When the Bandits’ deployment was extended and assigned to a different area of operation, the soldiers presented Ahmed with an American flag. Each of the soldiers signed the flag to solidify their loyalty and friendship. He recalled how proud and honored he felt to receive it.
“It meant so much to me to become a part of the team with these great soldiers,” he said. “I saw their discipline and integrity every day, and I was honored that they gave this U.S. flag to me.”
Ahmed continued his work with the American soldiers. In 2005, two years after his time with the Bandits, he decided to take the flag to his home in Baghdad; he wanted to hang it in his room. He protected the flag with two heavy-duty plastic bags and then hid it inside a gym bag. But, while traveling home, his bus driver received a call that there was an anti-American checkpoint ahead.
Soldiers with 1st Battalion, 37th Armored Regiment, 2nd Armored Brigade Combat Team, 1st Armored Division with Staff Sgt. Ahmed pose after a ceremony held at the 1-37 motor pool Sept. 11, 2019.
(Photo by Sgt. Michael West)
Ahmed knew he could lose his life if he was caught with an American flag. In a panic, he decided to descend the bus and walk off the freeway. He continued walking until he got to a residential neighborhood.

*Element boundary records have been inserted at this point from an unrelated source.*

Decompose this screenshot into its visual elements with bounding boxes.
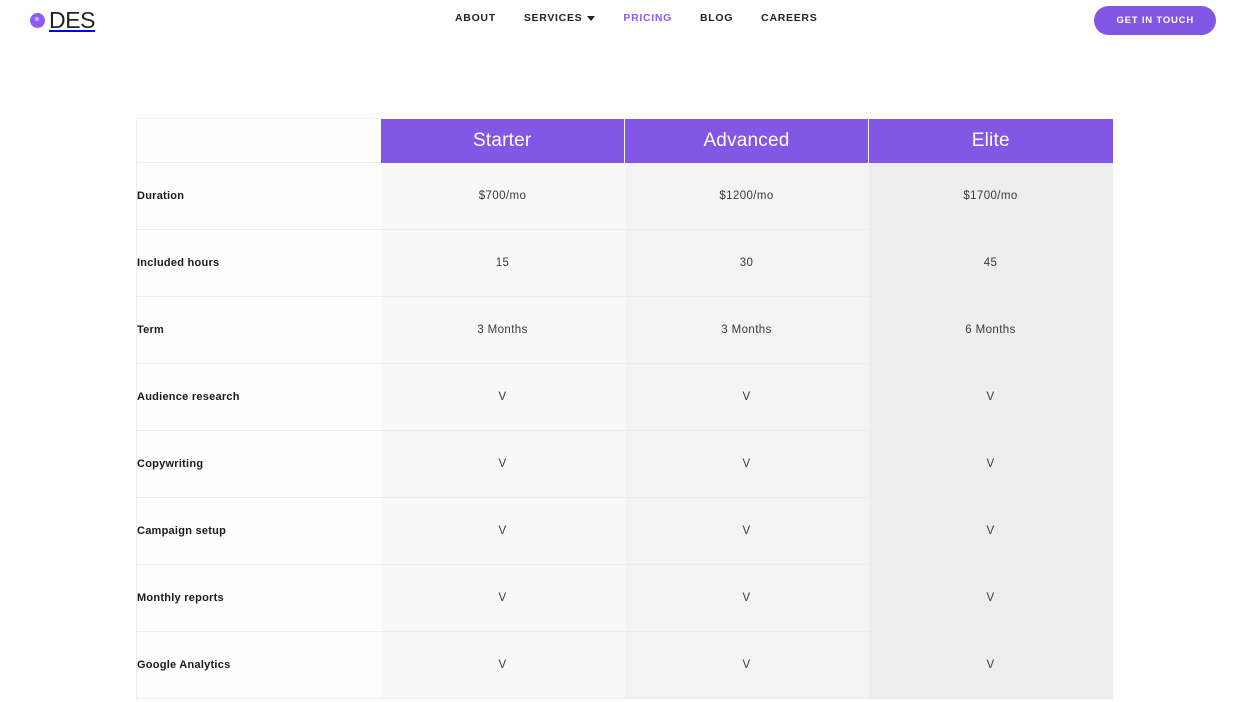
chevron-down-icon	[587, 16, 596, 21]
table-row: Copywriting V V V	[136, 430, 1113, 498]
cell-included-hours-elite: 45	[868, 229, 1113, 297]
plan-header-advanced: Advanced	[624, 118, 869, 163]
checkmark-icon-google-analytics-advanced: V	[624, 631, 869, 699]
checkmark-icon-google-analytics-starter: V	[380, 631, 625, 699]
nav-item-services[interactable]: SERVICES	[524, 12, 596, 24]
table-row: Included hours 15 30 45	[136, 229, 1113, 297]
cell-term-starter: 3 Months	[380, 296, 625, 364]
cell-duration-elite: $1700/mo	[868, 162, 1113, 230]
checkmark-icon-audience-research-advanced: V	[624, 363, 869, 431]
nav-item-careers[interactable]: CAREERS	[761, 12, 817, 24]
site-header: DES ABOUT SERVICES PRICING BLOG CAREERS …	[0, 0, 1248, 41]
checkmark-icon-audience-research-starter: V	[380, 363, 625, 431]
checkmark-icon-campaign-setup-starter: V	[380, 497, 625, 565]
row-label-duration: Duration	[136, 162, 381, 230]
row-label-term: Term	[136, 296, 381, 364]
cell-included-hours-starter: 15	[380, 229, 625, 297]
nav-item-blog[interactable]: BLOG	[700, 12, 733, 24]
nav-label-services: SERVICES	[523, 12, 583, 24]
table-row: Monthly reports V V V	[136, 564, 1113, 632]
table-row: Term 3 Months 3 Months 6 Months	[136, 296, 1113, 364]
plan-header-starter: Starter	[380, 118, 625, 163]
checkmark-icon-monthly-reports-elite: V	[868, 564, 1113, 632]
brand-logo[interactable]: DES	[30, 6, 95, 34]
pricing-table-header-row: Starter Advanced Elite	[136, 118, 1113, 163]
table-row: Audience research V V V	[136, 363, 1113, 431]
checkmark-icon-monthly-reports-advanced: V	[624, 564, 869, 632]
row-label-google-analytics: Google Analytics	[136, 631, 381, 699]
main-navigation: ABOUT SERVICES PRICING BLOG CAREERS	[455, 12, 817, 24]
nav-item-pricing[interactable]: PRICING	[623, 12, 672, 24]
pricing-table-header: Starter Advanced Elite	[136, 118, 1113, 163]
row-label-copywriting: Copywriting	[136, 430, 381, 498]
table-row: Duration $700/mo $1200/mo $1700/mo	[136, 162, 1113, 230]
checkmark-icon-campaign-setup-advanced: V	[624, 497, 869, 565]
pricing-table-body: Duration $700/mo $1200/mo $1700/mo Inclu…	[136, 162, 1113, 699]
row-label-campaign-setup: Campaign setup	[136, 497, 381, 565]
nav-label-blog: BLOG	[700, 12, 734, 24]
checkmark-icon-google-analytics-elite: V	[868, 631, 1113, 699]
checkmark-icon-audience-research-elite: V	[868, 363, 1113, 431]
cell-term-advanced: 3 Months	[624, 296, 869, 364]
checkmark-icon-copywriting-advanced: V	[624, 430, 869, 498]
logo-dot-icon	[30, 12, 45, 28]
pricing-table: Starter Advanced Elite Duration $700/mo …	[136, 118, 1113, 699]
cell-included-hours-advanced: 30	[624, 229, 869, 297]
cell-duration-starter: $700/mo	[380, 162, 625, 230]
nav-item-about[interactable]: ABOUT	[455, 12, 496, 24]
table-corner-cell	[136, 118, 381, 163]
cell-term-elite: 6 Months	[868, 296, 1113, 364]
cell-duration-advanced: $1200/mo	[624, 162, 869, 230]
row-label-monthly-reports: Monthly reports	[136, 564, 381, 632]
nav-label-about: ABOUT	[455, 12, 496, 24]
checkmark-icon-copywriting-elite: V	[868, 430, 1113, 498]
checkmark-icon-monthly-reports-starter: V	[380, 564, 625, 632]
pricing-table-container: Starter Advanced Elite Duration $700/mo …	[136, 118, 1113, 699]
row-label-included-hours: Included hours	[136, 229, 381, 297]
checkmark-icon-campaign-setup-elite: V	[868, 497, 1113, 565]
nav-label-pricing: PRICING	[623, 12, 673, 24]
row-label-audience-research: Audience research	[136, 363, 381, 431]
brand-name: DES	[49, 6, 96, 33]
table-row: Google Analytics V V V	[136, 631, 1113, 699]
checkmark-icon-copywriting-starter: V	[380, 430, 625, 498]
nav-label-careers: CAREERS	[761, 12, 818, 24]
table-row: Campaign setup V V V	[136, 497, 1113, 565]
get-in-touch-button[interactable]: GET IN TOUCH	[1094, 6, 1216, 35]
plan-header-elite: Elite	[868, 118, 1113, 163]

He then quickly buried the bag using and old-rusty tin can as a shovel.
Why I serve
Ahmed moved to the United States in 2008. Inspired by his time with the Bandits and seeing their dedication for upholding the Army values, he took the oath of enlistment to support and defend the Constitution of the United States and become a U.S. soldier. He now lives in California and serves as a staff sergeant in the Active Guard Reserve.
In 2016 Ahmed’s parents made a special trip from Iraq to visit him and celebrate his accomplishments. But before his parents departed the country, Ahmed called his father with one special request – locate the buried flag and bring it with him to the United States.
“Even though more than a decade had passed since I buried the flag in Iraq, I knew exactly where it was buried, and I instructed my father to please bring it to the U.S.,” said Ahmed. “When my father told me he had located the flag, a part of me was alive again.”
The proud father and husband said his dream came true when he arrived at Fort Bliss Sept. 11 carrying the framed flag and sharing its legacy with a new era of Bandits.
“The flag finally made it home,” said Ahmed. “I think of these soldiers every day when I put on my Army uniform and display the flag on my shoulder. Today, I did not see faces and ranks, but as I looked around, I saw the Old Ironsides patch and friendships that will last a lifetime. Larson did not live to see his flag again, but these soldiers did.”
For Cpl. James Klingel, Headquarters and Headquarters Company, 1-37 AR, 2nd ABCT, seeing and hearing Ahmed was inspirational.
“I was shocked that the flag was buried for so long, had traveled so far, and still looks amazing,” he said. “It showed us that it doesn’t matter how much time passes by. We still have the same Army traditions and the same Army values that should always be upheld, and deeply respected.”